- Film poster
- Directed by: Amanda Kramer
- Written by: Amanda Kramer
- Produced by: Miranda Bailey; Sarah Winshall; Jacob Agger; Natalie Whalen;
- Starring: Juliette Lewis; Mamoudou Athie; Melanie Griffith; Samantha Mathis; Robin Tunney; Udo Kier;
- Cinematography: Patrick Meade Jones
- Edited by: Benjamin Shearn
- Music by: Bryan Scary; Giulio Carmassi;
- Production companies: Cold Iron Pictures; Smudge Films;
- Distributed by: Music Box Films
- Release dates: January 23, 2025 (Sundance); February 13, 2026 (United States);
- Running time: 92 minutes
- Country: United States
- Language: English
- Box office: $44,307

= By Design (2025 film) =

2025 American film

By Design is a 2025 American drama film written and directed by Amanda Kramer. It stars Juliette Lewis, Mamoudou Athie, Melanie Griffith, Samantha Mathis, Robin Tunney, and Udo Kier.

It premiered at the Sundance Film Festival on January 23, 2025. The film was released in theaters on February 13, 2026.

==Premise==
A woman swaps bodies with a chair.

==Production==
In September 2024, it was announced Juliette Lewis, Mamoudou Athie, Samantha Mathis, Robin Tunney, Udo Kier, Clifton Collins Jr. and Betty Buckley had joined the cast of the film, with Amanda Kramer writing and directing. Filming took place in Los Angeles.

==Release==
It had its world premiere at the Sundance Film Festival on January 23, 2025. In August 2025, Music Box Films acquired distribution rights to the film.

== Reception ==
On the review aggregator website Rotten Tomatoes, 72% of 54 critics' reviews are positive.
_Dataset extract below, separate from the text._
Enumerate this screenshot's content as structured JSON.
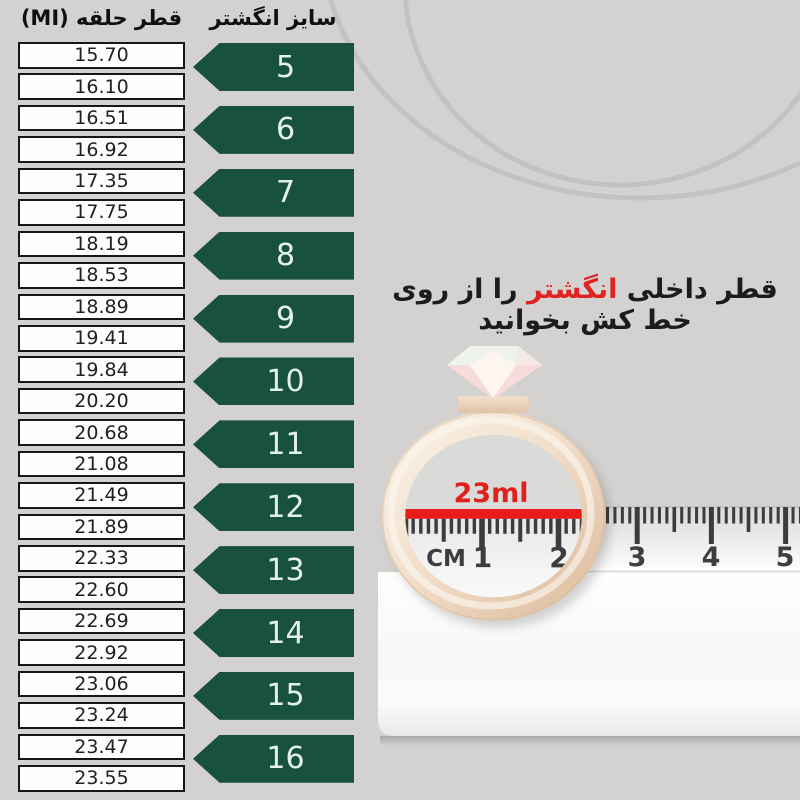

The website's consensus reads: "Amanda Kramer's delicate creation intellectualizes the absurdity of objectification, yet this film won't sit still in the audience's mind and that's By Design." On Metacritic, the film has a weighted average score of 63 out of 100, based on 13 critics, which the site labels as "generally favorable" reviews.